In this episode, Nobel laureate Paul Romer argues that we need to look beyond both mitigation and suppression strategies for a sustainable alternative that is a lot less costly. This is needed to avoid further devastating effects of economic shut-down, living with fear, and Romer’s and host Russ Roberts’ greatest concern: the potential for a mobilizing force that could fundamentally change our society. This rich discussion includes the science of virus testing, explores prizes for firms as an incentive to innovate, and visits a recurring theme of how to preserve personal freedom and individual responsibility in society. Please add your voice to this important conversation in the comments below, we  love to hear from you. 


1- Romer opens by suggesting that bygones should be ignored as we can’t change how we have handled this enormous shock to-date. What other examples of sunk cost effects have inhibited current decision making in this pandemic time?


2- In Romer’s  work on charter cities (discussed in this EconTalk from April 2019) he acknowledges the bad circumstances and bad outcomes resulting from the voluntary and involuntary movement of people away from dangerous areas in the world. In reacting to the COVID-19 crisis, Romer again claims that we face choices among only bad alternatives. Is Romer’s approach pessimistic? Not pessimistic enough? Explain.

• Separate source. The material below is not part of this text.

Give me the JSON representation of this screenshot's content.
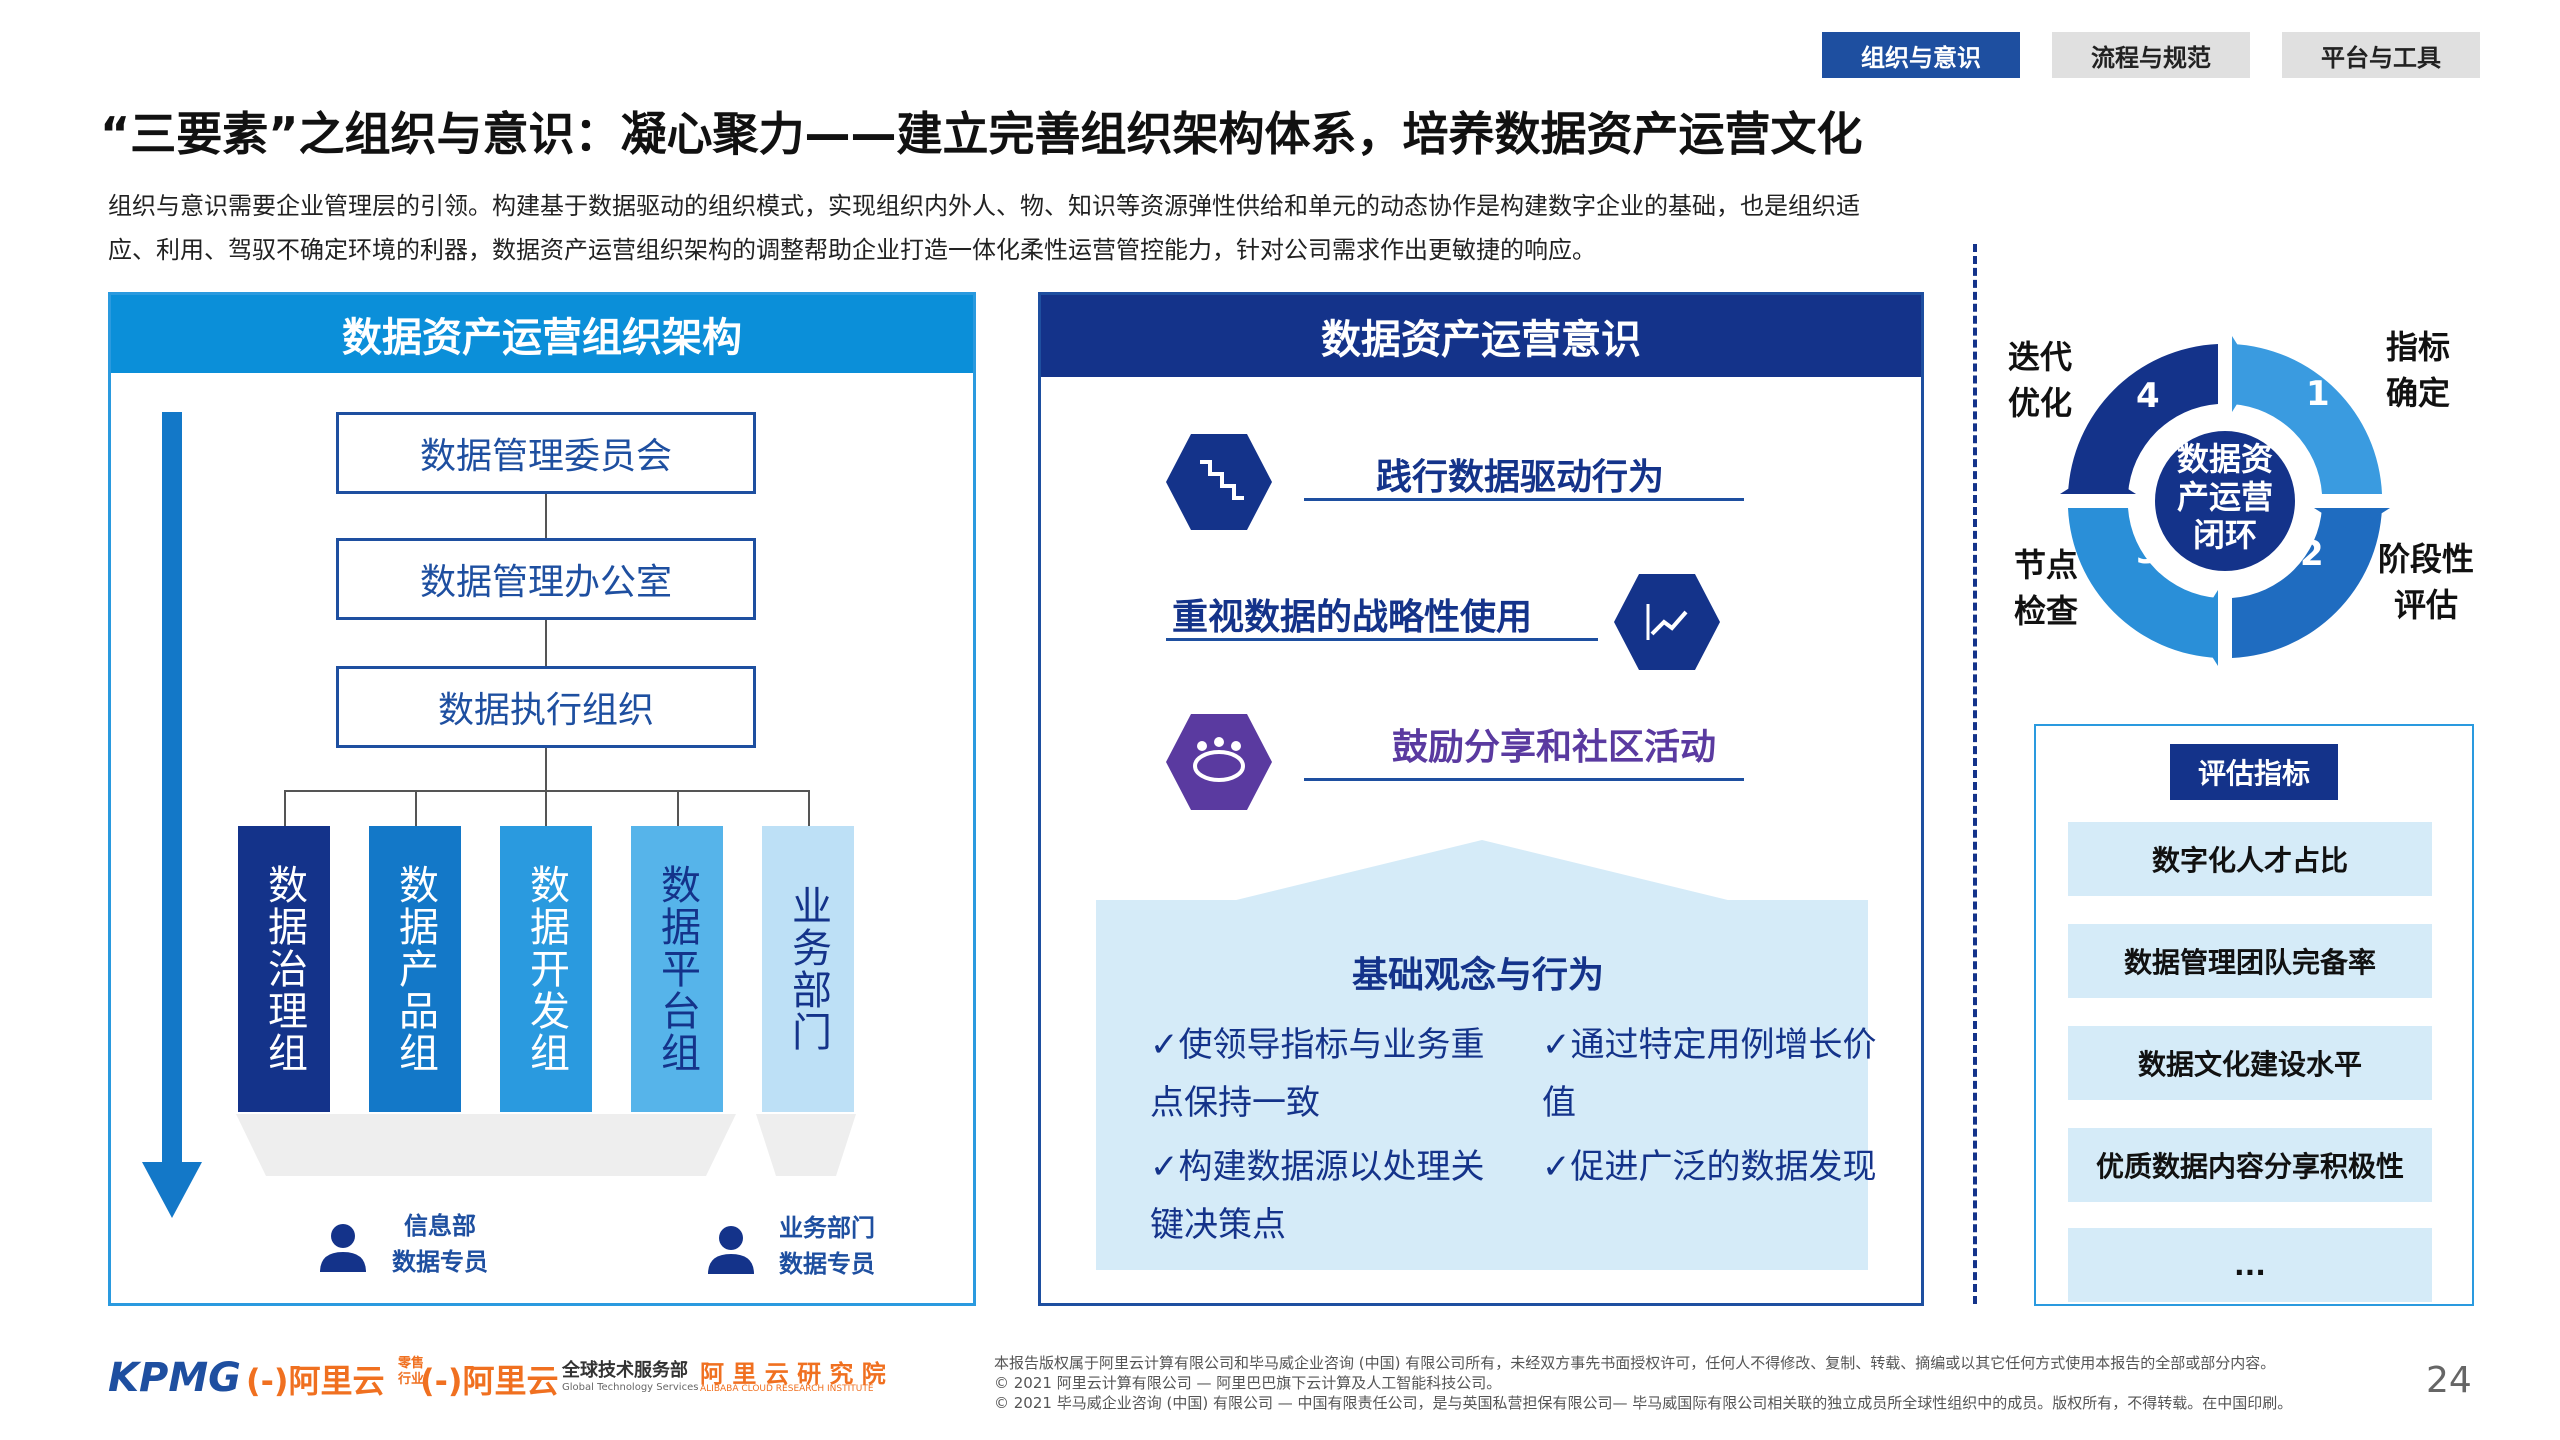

3- Roberts itemizes the following three categories of costs beyond IFR (infection fatality rates). What should define the margin for the cost-benefit analysis of a $100B a year expenditure on tests and building testing infrastructure? What other costs should be added? 

           1) economic loss (GDP) 

           2) fiscal costs that will have to be repaid

           3)  costs to individuals such as unemployment, depression or worse


4- Would purchase commitments ensuring revenue or prizes for innovative firms that can scale up testing provide a more effective incentive? What short and long-run (unintended?) consequences might unfold?


5- Could government job creation in the vein of the Civilian Conservation Corps promote human dignity better than cash transfers or financial assistance to firms?  Are there ways this effort could create value, reduce fear and possibly contribute to the goal of returning toward normalcy? Explain.